Palworld dev says ‘a game without a multiplayer mode just doesn’t feel right in the era we live today’

2024 has so far seen two breakout hits and, while they’re very different prospects, both share some elements in common. Arrowhead’s Helldivers 2 is the current flavour of the moment, while just before that we saw the huge success of PocketPair’s Palworld. It might not seem the two have much crossover, but both are built around an irreverent multiplayer take on popular genres, extraction shooters and survival games, and the sense of community both have managed to foster feels key to their appeal.

PocketPair CEO and Palworld creator Takuro Mizobe has given an interview to Bloomberg, in which he muses over some of the reasons behind the game becoming such a smash. The 35 year-old Mizobe describes the current environment as one where a game must be fun to watch as well as play, and where multiplayer elements are essential: Pokémon is the most oft-cited inspiration, but Mizobe credits the game’s design to ideas lifted from several titles including ARK: Survival Evolved, Factorio and RimWorld. And once you have the foundation, then you start adding personality like… dead Pals?

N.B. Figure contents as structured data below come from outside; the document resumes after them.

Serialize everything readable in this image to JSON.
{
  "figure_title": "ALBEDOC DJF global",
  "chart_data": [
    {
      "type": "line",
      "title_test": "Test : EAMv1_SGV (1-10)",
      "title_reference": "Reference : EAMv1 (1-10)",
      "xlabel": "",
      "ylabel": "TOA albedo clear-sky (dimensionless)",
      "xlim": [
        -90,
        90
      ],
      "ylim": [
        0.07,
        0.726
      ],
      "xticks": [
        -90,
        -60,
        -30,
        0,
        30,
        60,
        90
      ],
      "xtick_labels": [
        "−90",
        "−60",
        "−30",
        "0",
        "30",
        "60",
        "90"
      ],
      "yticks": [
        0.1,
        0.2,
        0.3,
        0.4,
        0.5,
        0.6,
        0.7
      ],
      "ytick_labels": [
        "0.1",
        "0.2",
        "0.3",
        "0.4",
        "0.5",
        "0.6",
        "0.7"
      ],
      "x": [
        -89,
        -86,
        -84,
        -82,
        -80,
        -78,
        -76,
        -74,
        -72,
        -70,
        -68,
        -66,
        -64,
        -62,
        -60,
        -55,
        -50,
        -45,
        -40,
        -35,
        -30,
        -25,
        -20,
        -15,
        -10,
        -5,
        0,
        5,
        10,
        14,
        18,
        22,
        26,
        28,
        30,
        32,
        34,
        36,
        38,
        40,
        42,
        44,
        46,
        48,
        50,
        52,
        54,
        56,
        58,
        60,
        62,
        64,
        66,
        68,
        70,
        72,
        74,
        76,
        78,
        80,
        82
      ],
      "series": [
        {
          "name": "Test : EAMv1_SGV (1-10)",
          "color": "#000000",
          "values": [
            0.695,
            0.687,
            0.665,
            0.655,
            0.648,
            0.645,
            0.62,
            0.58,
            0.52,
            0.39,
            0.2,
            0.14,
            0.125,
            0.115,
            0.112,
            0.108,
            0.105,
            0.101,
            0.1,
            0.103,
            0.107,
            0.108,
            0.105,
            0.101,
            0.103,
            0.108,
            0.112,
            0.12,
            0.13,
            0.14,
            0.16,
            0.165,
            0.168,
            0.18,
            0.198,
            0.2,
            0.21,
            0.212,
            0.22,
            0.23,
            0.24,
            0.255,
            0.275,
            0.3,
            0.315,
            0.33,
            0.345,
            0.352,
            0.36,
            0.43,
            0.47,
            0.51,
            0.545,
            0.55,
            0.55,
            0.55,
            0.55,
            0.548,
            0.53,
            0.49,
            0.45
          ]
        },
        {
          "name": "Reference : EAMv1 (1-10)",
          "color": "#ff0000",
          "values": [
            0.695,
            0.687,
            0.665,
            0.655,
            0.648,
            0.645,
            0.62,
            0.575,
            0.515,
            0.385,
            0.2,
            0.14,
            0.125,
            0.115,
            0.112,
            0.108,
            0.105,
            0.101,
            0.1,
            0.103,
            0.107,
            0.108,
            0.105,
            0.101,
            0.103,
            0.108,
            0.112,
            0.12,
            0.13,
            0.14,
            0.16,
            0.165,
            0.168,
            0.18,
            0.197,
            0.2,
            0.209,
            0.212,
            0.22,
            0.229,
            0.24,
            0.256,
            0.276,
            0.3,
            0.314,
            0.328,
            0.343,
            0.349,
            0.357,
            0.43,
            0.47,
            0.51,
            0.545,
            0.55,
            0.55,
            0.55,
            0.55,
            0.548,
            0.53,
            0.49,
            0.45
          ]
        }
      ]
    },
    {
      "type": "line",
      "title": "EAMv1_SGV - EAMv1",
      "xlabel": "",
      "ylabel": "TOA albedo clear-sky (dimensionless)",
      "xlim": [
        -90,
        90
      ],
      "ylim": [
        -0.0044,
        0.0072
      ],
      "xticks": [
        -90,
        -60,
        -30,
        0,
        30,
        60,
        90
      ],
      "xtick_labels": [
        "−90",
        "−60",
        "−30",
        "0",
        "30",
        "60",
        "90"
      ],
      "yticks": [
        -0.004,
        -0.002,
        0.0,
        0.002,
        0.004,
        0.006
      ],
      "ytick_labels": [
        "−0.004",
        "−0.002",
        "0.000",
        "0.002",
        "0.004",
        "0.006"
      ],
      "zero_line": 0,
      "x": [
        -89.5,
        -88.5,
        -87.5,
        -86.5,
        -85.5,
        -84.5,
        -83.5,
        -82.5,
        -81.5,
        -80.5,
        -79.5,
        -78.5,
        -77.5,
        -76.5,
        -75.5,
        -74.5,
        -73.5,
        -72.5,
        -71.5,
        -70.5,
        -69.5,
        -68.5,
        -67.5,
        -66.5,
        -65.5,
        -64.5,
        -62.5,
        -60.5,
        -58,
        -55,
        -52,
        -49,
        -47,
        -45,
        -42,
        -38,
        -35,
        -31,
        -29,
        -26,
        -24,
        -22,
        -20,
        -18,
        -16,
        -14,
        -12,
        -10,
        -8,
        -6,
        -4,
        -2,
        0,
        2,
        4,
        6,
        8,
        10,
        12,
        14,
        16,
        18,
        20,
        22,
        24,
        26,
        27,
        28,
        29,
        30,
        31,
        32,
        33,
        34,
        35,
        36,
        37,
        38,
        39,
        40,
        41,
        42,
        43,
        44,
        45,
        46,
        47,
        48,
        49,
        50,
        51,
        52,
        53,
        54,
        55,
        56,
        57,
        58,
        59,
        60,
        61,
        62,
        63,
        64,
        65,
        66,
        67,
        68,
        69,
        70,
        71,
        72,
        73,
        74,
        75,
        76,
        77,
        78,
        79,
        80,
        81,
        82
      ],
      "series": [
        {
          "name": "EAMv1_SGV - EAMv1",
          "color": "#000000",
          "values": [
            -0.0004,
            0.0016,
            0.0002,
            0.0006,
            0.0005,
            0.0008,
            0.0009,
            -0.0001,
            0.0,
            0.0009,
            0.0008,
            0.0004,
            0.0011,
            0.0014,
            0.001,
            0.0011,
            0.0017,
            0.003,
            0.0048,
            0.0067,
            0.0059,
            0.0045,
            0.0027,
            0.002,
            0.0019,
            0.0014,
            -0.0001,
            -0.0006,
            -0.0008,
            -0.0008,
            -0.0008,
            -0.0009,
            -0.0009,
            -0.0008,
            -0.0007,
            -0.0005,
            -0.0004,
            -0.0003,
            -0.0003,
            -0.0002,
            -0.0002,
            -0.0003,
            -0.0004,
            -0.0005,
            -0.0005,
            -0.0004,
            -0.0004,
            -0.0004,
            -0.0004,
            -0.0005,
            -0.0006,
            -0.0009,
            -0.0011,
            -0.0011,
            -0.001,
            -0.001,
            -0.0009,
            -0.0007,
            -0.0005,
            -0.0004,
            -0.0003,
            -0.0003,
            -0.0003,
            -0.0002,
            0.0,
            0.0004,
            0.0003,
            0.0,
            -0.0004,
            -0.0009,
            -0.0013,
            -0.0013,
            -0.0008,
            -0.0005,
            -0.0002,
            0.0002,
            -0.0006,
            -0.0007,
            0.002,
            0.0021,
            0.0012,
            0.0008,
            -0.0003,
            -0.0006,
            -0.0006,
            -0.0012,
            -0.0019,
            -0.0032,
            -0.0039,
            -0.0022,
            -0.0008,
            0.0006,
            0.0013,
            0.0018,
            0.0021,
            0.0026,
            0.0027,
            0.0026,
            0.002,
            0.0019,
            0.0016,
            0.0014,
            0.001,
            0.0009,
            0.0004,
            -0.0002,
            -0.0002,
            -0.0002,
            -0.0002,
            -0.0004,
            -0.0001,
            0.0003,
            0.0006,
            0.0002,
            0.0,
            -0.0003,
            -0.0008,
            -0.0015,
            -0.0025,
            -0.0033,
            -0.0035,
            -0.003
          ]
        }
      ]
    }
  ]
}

“In Palworld, the bodies of defeated Pals remain in the game, meaninglessly,” says Mizobe. “Typically, when you kill monsters or enemies, they either disappear or linger to be looted. Colleagues were against leaving useless bodies in the game, but I pushed it through because I thought players would find a way to play with and talk about it.”

Mizobe seems hyper-conscious that success, in Palworld’s case at least, has come from the game being a conversation starter ever since it was first revealed. From its first trailers the “Pokémon with guns” label stuck and, even though the game itself doesn’t play anything like a Pokémon title, that surface similarity combined with dissonant notes like the dead Pal bodies gave it an odd quality that seemed to delight players en masse: the game, which sells for $30, had more than 25 million players in a month (albeit a chunk of these are on Xbox Game Pass).

The unusual art style is also, Mizobe believes, a part of the appeal, and was down to switching technologies during development. Palworld began with the team using anime-inspired creature assets from the Unity store, before development moved onto Epic’s Unreal Engine and its more faux-photorealistic style: finding common ground was one of the hardest bits of the game’s development, says Mizobe, but worth it for the way it surprised players.

Mizobe ends by returning to multiplayer, which he thinks is not only the glue that binds all the above together, but no less than a necessity for any game that wants to recreate the kind of viral appeal that made it feel like everyone was playing Palworld in those first weeks of release.

“Games are most fun when playing with friends,” says Mizobe. “A game without a multiplayer mode just doesn’t feel right in the era we live today.”

Palworld is currently looking for beta testers for future content, though PocketPair has been careful to dial-down players’ expectations as much as it can. The odd elements that Mizobe flags definitely persist: whether that’s the developer itself apologising for inadvertently fixing a bug, or players infinitely mounting then butchering the same helpless creature for parts (after which their corpse remains in-game, of course). Palworld inspires a lot of comparisons, but Mizobe has a point: there just isn’t much else like it.